Typhoon is made up of fifteen-ish members, they are all about our age, and it should sound like chaos. They have a guitarist/singer, two trumpet players, a bassist (who stands like Spencer Boyles), a cellist, two drummers, a violinist, a girl who plays on a dinky piano, and probably some other people. When Kyle saw the video of them he said he would give each member of the band a bottle of shampoo for Christmas. They sound incredible; they are balanced and passionate and sometimes whimpering and otherwise jubilant.
Their song, The Honest Truth, on their new album says, “Be kind to all your neighbors/ cause they’re just like you./ And you’re nothing special / unless they are too.” Which is a pretty bold statement because often times your neighbors (especially at this festival) are drunk crazies.

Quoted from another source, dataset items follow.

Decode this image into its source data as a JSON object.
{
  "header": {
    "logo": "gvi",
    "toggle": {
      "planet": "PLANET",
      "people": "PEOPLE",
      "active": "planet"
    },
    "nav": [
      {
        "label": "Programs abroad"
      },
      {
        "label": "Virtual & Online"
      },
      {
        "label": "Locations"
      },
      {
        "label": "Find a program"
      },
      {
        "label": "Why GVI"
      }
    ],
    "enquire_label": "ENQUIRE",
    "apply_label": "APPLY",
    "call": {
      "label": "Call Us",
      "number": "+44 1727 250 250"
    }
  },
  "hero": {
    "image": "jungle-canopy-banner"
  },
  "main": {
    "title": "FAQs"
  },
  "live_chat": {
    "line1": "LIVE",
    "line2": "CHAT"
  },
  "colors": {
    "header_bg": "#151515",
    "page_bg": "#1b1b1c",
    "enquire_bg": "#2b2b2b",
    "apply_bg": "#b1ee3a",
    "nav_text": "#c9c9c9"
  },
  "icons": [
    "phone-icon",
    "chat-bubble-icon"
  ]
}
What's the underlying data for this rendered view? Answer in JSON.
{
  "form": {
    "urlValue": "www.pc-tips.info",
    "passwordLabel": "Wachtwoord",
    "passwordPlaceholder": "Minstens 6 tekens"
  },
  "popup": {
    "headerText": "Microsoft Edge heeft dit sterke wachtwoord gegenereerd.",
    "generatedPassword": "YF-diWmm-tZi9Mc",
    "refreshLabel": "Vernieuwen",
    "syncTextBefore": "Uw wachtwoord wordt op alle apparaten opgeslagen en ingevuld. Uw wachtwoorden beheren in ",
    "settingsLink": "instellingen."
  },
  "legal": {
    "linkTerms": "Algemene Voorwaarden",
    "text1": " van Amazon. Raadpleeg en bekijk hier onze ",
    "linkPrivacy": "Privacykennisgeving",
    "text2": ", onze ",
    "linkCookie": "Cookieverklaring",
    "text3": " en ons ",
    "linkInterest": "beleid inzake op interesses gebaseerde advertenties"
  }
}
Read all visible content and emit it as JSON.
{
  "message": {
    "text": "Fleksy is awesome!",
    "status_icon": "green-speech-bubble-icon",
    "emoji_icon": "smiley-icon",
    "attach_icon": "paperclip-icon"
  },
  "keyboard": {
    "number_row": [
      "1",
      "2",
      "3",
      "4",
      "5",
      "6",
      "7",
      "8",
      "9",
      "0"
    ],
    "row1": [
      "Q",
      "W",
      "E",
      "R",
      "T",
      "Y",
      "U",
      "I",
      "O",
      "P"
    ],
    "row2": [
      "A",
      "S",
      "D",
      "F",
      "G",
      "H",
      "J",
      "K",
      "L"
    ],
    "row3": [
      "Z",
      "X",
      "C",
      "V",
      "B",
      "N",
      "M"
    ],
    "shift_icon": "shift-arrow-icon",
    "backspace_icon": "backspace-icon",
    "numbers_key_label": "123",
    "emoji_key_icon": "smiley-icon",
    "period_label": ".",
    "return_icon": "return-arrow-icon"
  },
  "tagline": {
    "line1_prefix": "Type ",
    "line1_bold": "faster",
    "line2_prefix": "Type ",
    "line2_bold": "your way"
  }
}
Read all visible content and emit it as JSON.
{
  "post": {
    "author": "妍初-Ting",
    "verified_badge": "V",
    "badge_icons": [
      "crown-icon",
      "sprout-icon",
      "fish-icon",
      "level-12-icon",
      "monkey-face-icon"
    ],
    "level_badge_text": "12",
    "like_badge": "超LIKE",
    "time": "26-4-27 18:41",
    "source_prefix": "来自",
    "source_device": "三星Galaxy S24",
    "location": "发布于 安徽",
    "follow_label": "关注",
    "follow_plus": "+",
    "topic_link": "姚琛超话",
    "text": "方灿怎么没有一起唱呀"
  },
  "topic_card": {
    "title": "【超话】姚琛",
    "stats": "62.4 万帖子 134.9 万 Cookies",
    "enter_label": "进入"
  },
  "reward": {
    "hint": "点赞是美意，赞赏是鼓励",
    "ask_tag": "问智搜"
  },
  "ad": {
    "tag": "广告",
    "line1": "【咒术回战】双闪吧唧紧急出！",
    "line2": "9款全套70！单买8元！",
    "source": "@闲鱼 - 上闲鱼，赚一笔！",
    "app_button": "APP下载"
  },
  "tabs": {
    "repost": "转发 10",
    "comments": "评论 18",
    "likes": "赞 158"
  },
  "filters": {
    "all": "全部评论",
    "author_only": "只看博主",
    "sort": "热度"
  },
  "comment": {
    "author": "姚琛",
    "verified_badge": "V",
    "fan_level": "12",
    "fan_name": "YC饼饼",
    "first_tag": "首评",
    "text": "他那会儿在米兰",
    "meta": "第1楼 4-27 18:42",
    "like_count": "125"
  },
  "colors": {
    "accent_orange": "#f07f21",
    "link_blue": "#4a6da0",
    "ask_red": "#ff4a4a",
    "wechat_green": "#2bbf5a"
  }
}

It reminds me of Mumford and Sons’ line, “Love, it will not betray you, dismay, or enslave you./ It will set you free./ Be more like the man you were made to be.” Both are gutsy things to say in a world that seems insistent on one doing the opposite.
The celebration went to the extent that Bright Eyes closed out the festival with literal fireworks. He ended with the song, One for You, One for Me. “One for the breadlines. / One for the billionaires./ One for the missing./ One for the barely there./ One for the certain./ One for the real confused./ One for me. One for you.”
These bands played their hearts out for people. Colin Stetson on bass saxophone nearly blacked out. The lead singer from The Joy Formidable was puking back stage in between sets.
And on brighter days I think that musicians, through entertainment, connect with people, make their lives better. They create something new and beautiful even if it’s only an arrangement of overlapping sound waves. And many, lately, send a message reminiscent to “love your neighbor as yourself” and “whatever you do for the least of these”, which has always been sort of crazy to commit to.
Let’s help each other through this life… thing, whatever it is.